Salinger, of course, withdrew from public life after Catcher. The glimpses we got of him over the intervening decades were not flattering; he apparently had a pretty creepy sex life. But there's something fascinating and inspirational about an artist who produces One Great Work and gives it to the world, then hides himself forevermore. Too bad the reality of JD Salinger could never, ever live up to the hype.
Rest in peace, you old bastard.
Comments
Holden To This For Me
I re-read The Catcher in the Rye recently, within the last year or so. I'd read it in high school and thought it was powerful and honest and spoke to me and all that good stuff. I really felt like I was Holden himself.
Re-reading it nearly 25 years later I found exactly what you did, Joel: Holden is a whiny little bitch. And a jerk. He basically goes through the whole book being an asshole to everyone, even people who are unaccountably nice to him. He needs a good smack in the head and a job.
What I ended up wondering was if Salinger intended that or not. Could be that's what he wanted and the book's been misunderstood.
Re: Holden
That's really the only possible redeeming interpretation, Rywalt. And I'm all for a little revisionist criticism, but I'm not sure that viewpoint will ever win out. Like I said: Too many kids named Holden out there.

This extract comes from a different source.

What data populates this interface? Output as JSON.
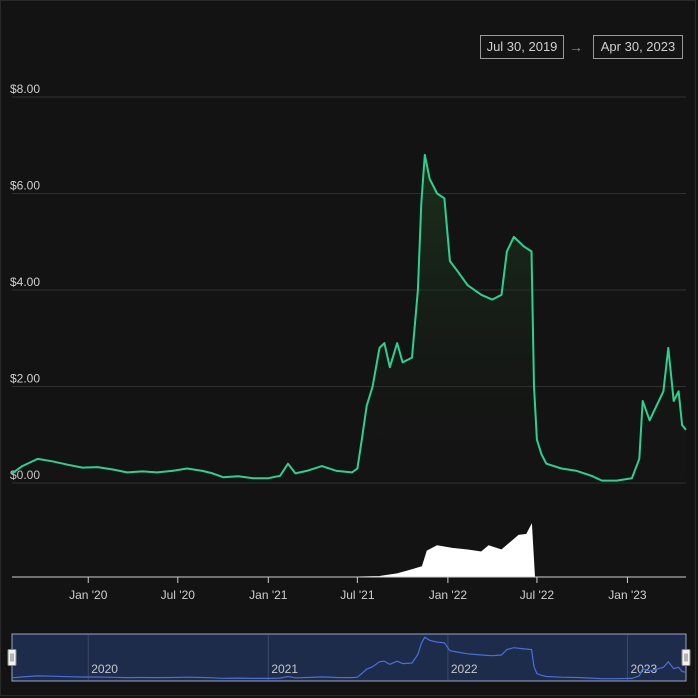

Reading Catcher, though, actually helps me see the world of through the eyes the adults who'd grown up in the Depression and came of age in World War II only to see their kids hit adolescence and early adulthood between Korea and Vietnam. We gave them this wonderful world that we never had and they're rebelling? AGAINST WHAT? GODDAMN THAT ELVIS ALL TO HELL!!!!! Or something like that. Those adults wouldn't have been entirely right, of course, but I imagine that every snot-nosed "rebel" probably looked a little like Holden Caufield to them.
And what are we to make of the late Howard Zinn's works?

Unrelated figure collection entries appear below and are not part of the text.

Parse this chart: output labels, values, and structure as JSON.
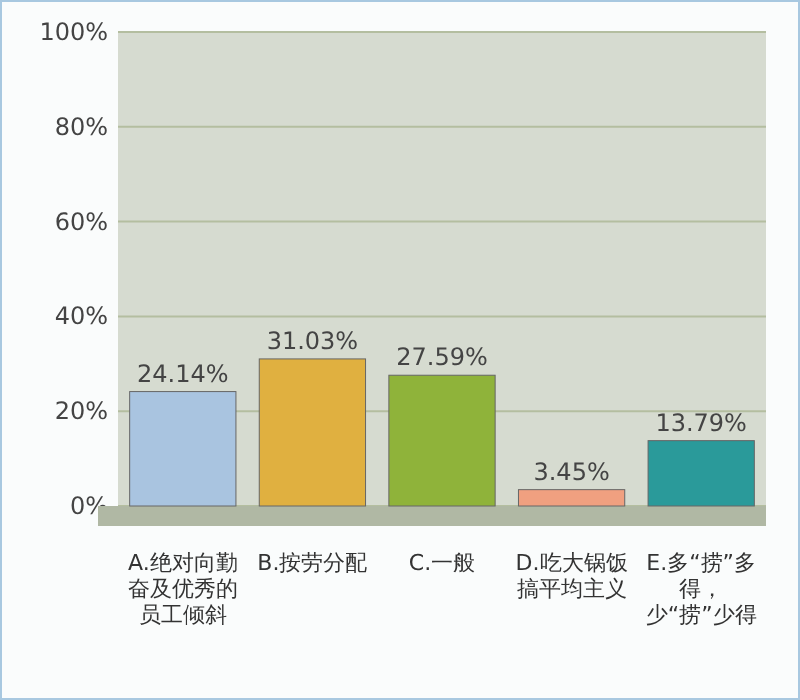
{
  "chart_data": {
    "type": "bar",
    "categories": [
      "A.绝对向勤奋及优秀的员工倾斜",
      "B.按劳分配",
      "C.一般",
      "D.吃大锅饭搞平均主义",
      "E.多“捞”多得，少“捞”少得"
    ],
    "values": [
      24.14,
      31.03,
      27.59,
      3.45,
      13.79
    ],
    "colors": [
      "#a9c4e0",
      "#e0b040",
      "#8fb33a",
      "#f0a080",
      "#2a9a9a"
    ],
    "value_labels": [
      "24.14%",
      "31.03%",
      "27.59%",
      "3.45%",
      "13.79%"
    ],
    "ylim": [
      0,
      100
    ],
    "yticks": [
      {
        "value": 0,
        "label": "0%"
      },
      {
        "value": 20,
        "label": "20%"
      },
      {
        "value": 40,
        "label": "40%"
      },
      {
        "value": 60,
        "label": "60%"
      },
      {
        "value": 80,
        "label": "80%"
      },
      {
        "value": 100,
        "label": "100%"
      }
    ],
    "grid": "y"
  }
}
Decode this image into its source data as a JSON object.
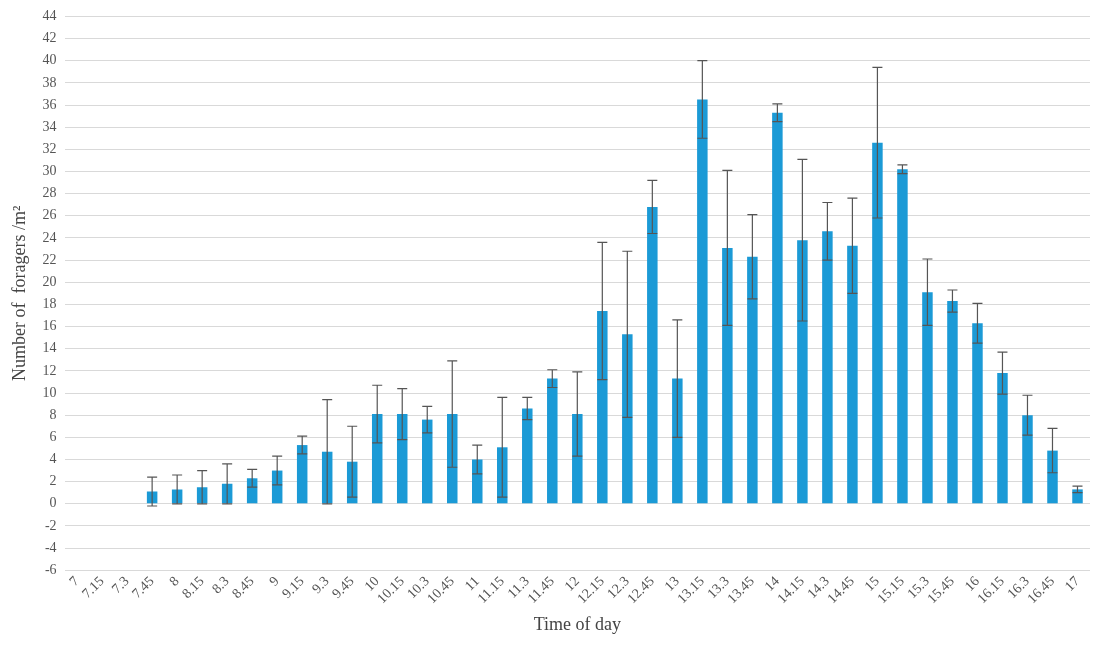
{
  "chart_data": {
    "type": "bar",
    "xlabel": "Time of day",
    "ylabel": "Number of  foragers /m²",
    "categories": [
      "7",
      "7.15",
      "7.3",
      "7.45",
      "8",
      "8.15",
      "8.3",
      "8.45",
      "9",
      "9.15",
      "9.3",
      "9.45",
      "10",
      "10.15",
      "10.3",
      "10.45",
      "11",
      "11.15",
      "11.3",
      "11.45",
      "12",
      "12.15",
      "12.3",
      "12.45",
      "13",
      "13.15",
      "13.3",
      "13.45",
      "14",
      "14.15",
      "14.3",
      "14.45",
      "15",
      "15.15",
      "15.3",
      "15.45",
      "16",
      "16.15",
      "16.3",
      "16.45",
      "17"
    ],
    "values": [
      0,
      0,
      0,
      1.1,
      1.3,
      1.5,
      1.8,
      2.3,
      3.0,
      5.3,
      4.7,
      3.8,
      8.1,
      8.1,
      7.6,
      8.1,
      4.0,
      5.1,
      8.6,
      11.3,
      8.1,
      17.4,
      15.3,
      26.8,
      11.3,
      36.5,
      23.1,
      22.3,
      35.3,
      23.8,
      24.6,
      23.3,
      32.6,
      30.2,
      19.1,
      18.3,
      16.3,
      11.8,
      8.0,
      4.8,
      1.3
    ],
    "errors": [
      null,
      null,
      null,
      1.3,
      1.3,
      1.5,
      1.8,
      0.8,
      1.3,
      0.8,
      4.7,
      3.2,
      2.6,
      2.3,
      1.2,
      4.8,
      1.3,
      4.5,
      1.0,
      0.8,
      3.8,
      6.2,
      7.5,
      2.4,
      5.3,
      3.5,
      7.0,
      3.8,
      0.8,
      7.3,
      2.6,
      4.3,
      6.8,
      0.4,
      3.0,
      1.0,
      1.8,
      1.9,
      1.8,
      2.0,
      0.3
    ],
    "color": "#1b9ad6",
    "ylim": [
      -6,
      44
    ],
    "yticks": [
      -6,
      -4,
      -2,
      0,
      2,
      4,
      6,
      8,
      10,
      12,
      14,
      16,
      18,
      20,
      22,
      24,
      26,
      28,
      30,
      32,
      34,
      36,
      38,
      40,
      42,
      44
    ],
    "grid": "y"
  }
}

...am I allowed to draw a loose parallel between "Catcher" and "The People's History..."?
I'll give Zinn a hale-and-well-met nod since he has just died, but sheesh. Unless he was the First to reduce a study of the USA, "warts and all," to just "the warts," I think he was overrated, too.
Still. A worthy opponent. Completely wrong-headed, but worthy. ;o/
RE: And what are we to make of the late Howard Zinn's works?
Working on it.
Re: Zinn
You may have noticed what I wrote about him yesterday at my blog:
Re: Re: Zinn
I did notice, and I found much to commend it.
Re: Re: (Re:?) Zinn
I think I concurred on Joel's blog. But only insofar as the old bastid was, like, some sort of pioneer in the "anti-regular-history" business. The title of "The People's History...," sadly, speaks against any sort of pioneering and smacks of the same-ol same-ol we got from Lenin, et. al., since time-out-of-mind (or time-down-the-memory-hole).
Yes; I have dipped into it. Yes; I find it amusingly so one-sided that its attempts to "balance the one-sided view of history" come out all comical-like instead of sober and balanced and nuanced.
As I said, if he was the first to have a go at that sort of US history, I give him high marks (ha ha). I believe in acknowledging pioneering efforts, even if they are flawed, as they usually lead to better things.
I guess this weekend is the best time to trot out that essay on the Texas history book re-edit push (thanks, Ben, for the prod).
On the other hand, if Zinn was just another in a long line of wanna-be deconstructionists and destructionists, I can only give him a "meh." Seen a thousand of 'em. One-sided is one-sided, no matter which side you are on.
Here's to me and Joel writing a good solid history text!
Re: Zinn
Well, I won't claim that Zinn was "pioneering" in that regard. He's kind of the Model T of left-wing revisionist history; he didn't invent the idea, but he got it out to the masses.